The civil party is therefore demanding from Miguel Angel Devesa Mera the sum of 60 billion CFA francs (some 90 million euros), and the “solidarity” payment of 10 billion CFA francs (around 15 million euros) to four of his right-hand men – Gustavo Alberto Valencia Sepulveda, Aitor Picabea, Jose Maria Cadabal Muniz and Perez Garcia Helbert – and his front company, Kibor Africa.
Among the nineteen accused on trial, only the former commander of the anti-drug section of San Pedro, Lamand Bakayoko, should be able to be exonerated, Miguel Angel Devesa Mera having exonerated him in his testimony and the prosecution having requested his release . All the others were found guilty by the prosecution. Charges of international drug trafficking and criminal conspiracy were brought against fourteen of them.

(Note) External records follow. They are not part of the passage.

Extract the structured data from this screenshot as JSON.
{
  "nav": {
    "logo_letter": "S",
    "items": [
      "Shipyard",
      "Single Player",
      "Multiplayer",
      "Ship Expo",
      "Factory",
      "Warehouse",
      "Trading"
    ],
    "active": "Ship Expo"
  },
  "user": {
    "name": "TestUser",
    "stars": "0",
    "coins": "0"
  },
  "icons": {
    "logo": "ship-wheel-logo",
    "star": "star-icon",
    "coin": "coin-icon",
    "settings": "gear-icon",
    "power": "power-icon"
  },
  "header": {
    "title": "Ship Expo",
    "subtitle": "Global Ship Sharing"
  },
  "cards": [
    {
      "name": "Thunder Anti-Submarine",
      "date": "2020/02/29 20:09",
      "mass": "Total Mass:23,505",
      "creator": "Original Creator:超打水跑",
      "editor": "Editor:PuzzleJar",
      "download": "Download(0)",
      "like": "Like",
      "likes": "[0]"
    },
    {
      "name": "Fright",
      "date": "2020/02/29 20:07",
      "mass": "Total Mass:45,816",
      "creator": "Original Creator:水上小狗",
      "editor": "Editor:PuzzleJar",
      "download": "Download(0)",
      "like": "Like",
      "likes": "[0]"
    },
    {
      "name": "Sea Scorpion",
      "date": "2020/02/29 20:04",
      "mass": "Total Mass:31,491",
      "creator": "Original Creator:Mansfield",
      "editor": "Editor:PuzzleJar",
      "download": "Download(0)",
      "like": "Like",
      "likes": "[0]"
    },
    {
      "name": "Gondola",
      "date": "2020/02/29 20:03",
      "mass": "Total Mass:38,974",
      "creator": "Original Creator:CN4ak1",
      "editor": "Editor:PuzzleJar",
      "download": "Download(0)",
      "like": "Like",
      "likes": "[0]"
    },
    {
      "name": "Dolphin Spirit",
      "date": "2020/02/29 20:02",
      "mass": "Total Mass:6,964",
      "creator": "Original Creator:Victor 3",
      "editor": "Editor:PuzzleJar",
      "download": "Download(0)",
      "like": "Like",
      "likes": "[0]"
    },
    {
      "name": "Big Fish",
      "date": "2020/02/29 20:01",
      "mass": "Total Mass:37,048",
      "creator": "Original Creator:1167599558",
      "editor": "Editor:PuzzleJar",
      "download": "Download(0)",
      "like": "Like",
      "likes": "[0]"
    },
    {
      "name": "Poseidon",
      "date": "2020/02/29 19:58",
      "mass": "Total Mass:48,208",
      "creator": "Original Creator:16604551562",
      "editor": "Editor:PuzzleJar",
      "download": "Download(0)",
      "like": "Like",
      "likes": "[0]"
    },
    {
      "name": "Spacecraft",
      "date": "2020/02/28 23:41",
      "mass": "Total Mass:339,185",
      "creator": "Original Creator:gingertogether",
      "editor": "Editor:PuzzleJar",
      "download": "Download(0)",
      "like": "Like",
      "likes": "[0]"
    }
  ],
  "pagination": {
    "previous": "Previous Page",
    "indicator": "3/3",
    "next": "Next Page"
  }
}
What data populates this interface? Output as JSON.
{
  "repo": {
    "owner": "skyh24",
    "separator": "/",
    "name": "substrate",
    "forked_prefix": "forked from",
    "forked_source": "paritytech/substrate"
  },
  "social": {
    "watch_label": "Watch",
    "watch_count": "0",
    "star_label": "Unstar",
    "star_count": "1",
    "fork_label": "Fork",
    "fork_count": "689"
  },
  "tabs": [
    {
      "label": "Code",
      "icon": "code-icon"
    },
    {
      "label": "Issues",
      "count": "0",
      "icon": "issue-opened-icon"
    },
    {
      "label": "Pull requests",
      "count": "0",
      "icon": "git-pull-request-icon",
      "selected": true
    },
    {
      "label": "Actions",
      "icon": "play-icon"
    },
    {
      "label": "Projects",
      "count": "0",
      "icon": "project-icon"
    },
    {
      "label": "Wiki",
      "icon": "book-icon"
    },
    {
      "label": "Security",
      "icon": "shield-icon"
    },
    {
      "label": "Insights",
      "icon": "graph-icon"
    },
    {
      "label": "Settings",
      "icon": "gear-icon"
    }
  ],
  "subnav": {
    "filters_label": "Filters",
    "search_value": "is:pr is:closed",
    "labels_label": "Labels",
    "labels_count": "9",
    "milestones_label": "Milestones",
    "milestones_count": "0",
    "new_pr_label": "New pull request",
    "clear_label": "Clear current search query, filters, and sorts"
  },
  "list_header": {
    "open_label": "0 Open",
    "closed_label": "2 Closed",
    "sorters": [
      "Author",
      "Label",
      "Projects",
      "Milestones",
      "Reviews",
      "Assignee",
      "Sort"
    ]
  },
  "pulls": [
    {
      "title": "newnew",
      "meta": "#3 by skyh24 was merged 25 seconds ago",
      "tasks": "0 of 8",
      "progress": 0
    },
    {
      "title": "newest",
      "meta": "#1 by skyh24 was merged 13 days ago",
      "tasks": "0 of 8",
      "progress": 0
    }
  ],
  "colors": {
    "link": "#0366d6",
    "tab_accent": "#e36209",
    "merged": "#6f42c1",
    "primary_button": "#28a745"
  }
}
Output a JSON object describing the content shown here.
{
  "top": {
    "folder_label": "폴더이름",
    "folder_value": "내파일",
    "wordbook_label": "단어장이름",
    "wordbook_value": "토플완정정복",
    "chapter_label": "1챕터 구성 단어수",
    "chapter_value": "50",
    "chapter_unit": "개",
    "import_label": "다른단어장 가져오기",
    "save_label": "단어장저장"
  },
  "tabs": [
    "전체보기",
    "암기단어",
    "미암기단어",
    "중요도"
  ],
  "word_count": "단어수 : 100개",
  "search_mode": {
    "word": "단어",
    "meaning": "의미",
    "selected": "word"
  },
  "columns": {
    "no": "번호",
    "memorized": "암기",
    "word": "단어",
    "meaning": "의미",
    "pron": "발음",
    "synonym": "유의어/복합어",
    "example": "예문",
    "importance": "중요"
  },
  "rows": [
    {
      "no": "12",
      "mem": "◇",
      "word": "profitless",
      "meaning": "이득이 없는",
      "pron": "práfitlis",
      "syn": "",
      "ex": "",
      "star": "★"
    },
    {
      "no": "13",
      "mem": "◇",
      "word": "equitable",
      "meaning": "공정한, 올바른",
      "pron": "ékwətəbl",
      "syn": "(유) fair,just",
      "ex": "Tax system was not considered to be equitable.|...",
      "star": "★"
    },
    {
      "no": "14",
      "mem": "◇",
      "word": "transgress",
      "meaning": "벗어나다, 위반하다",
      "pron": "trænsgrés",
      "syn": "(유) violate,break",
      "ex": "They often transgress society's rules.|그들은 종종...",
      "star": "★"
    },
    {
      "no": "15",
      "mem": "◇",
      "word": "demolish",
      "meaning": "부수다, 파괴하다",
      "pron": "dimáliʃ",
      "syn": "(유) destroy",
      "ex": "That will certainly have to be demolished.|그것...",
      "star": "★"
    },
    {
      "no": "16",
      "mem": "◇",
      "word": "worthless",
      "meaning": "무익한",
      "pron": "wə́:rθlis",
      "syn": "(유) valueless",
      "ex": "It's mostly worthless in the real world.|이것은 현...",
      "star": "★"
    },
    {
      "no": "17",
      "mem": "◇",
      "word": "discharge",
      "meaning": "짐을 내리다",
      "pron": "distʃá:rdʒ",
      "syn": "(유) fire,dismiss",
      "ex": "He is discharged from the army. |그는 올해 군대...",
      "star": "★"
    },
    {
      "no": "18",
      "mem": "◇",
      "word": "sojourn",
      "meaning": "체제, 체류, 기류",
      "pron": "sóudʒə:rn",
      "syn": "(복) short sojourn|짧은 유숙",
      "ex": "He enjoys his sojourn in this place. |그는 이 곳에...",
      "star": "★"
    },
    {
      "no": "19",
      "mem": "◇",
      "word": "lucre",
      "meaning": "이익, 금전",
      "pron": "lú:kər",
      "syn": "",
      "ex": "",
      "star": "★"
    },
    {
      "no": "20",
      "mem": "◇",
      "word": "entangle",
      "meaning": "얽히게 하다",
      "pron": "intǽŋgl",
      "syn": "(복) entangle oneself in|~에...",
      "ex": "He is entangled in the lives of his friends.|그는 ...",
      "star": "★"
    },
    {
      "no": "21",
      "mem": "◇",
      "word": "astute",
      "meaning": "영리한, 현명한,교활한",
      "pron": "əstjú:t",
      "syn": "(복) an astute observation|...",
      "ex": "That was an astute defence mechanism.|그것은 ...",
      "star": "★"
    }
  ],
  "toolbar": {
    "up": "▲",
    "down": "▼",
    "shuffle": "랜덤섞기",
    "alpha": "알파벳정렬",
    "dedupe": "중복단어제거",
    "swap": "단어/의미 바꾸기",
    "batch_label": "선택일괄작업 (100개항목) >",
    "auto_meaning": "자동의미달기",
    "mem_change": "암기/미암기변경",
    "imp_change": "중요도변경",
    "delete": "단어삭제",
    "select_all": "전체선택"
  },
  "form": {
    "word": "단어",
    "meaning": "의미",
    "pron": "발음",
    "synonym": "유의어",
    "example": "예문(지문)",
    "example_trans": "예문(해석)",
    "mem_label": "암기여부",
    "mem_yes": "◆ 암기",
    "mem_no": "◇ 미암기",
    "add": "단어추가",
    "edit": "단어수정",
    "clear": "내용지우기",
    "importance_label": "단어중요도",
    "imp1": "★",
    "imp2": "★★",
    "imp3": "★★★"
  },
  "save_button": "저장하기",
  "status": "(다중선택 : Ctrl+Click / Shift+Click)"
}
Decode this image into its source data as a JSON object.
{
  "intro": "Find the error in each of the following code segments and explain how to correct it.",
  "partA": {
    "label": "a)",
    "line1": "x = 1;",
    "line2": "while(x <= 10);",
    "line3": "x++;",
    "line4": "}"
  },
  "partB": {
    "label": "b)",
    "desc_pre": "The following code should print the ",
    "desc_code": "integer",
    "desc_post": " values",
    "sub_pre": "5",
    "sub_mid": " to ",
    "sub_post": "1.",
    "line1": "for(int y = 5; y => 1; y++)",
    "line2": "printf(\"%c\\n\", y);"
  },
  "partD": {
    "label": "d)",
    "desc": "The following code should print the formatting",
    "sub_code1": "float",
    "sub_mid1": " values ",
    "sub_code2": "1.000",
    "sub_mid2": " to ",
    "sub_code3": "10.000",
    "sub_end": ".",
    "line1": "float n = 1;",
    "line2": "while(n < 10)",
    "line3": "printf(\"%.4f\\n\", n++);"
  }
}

The property of the culprits seized for the benefit of the State
Curiously, the public prosecutor requested the same sentence for thirteen defendants: ten years in prison and a fine of 100 million CFA francs (some 150,000 euros). The alleged mastermind of the network, Miguel Angel Devesa Mera, who admitted all the charges attributed to him, and his right-hand man Gustavo Alberto Valencia Sepulveda, whom the prosecution judges guilty of “willful assault and battery”, are therefore exposed to the same sentence as the cook of Pasta e Pizza, against whom no incriminating facts have been established.
For others, the sentences should be lighter. The prosecution requested five years in prison and a fine of 50 million CFA francs (around 76 million euros) for Marcelle Akpoué, one of the associates of Kibor Africa, and thirty-six months in prison and 10 million fine of CFA francs (some 15,000 euros) for Yannick Agrey Dago, regional director of the Ivorian Electricity Company, who allegedly helped Miguel Angel Devesa Mera buy a house in San Pedro. In both cases, the public prosecutor charged him with complicity in drug trafficking.
As for the businessmen who appeared for tax fraud, the prosecution requested against them twenty-four months in prison and a fine of 30 million CFA francs (approximately 45,000 euros), to which must be added 30 million CFA francs. additional fine for companies. All the property of those guilty of drug trafficking, concluded the public prosecutor, must be seized for the benefit of the State of Côte d’Ivoire.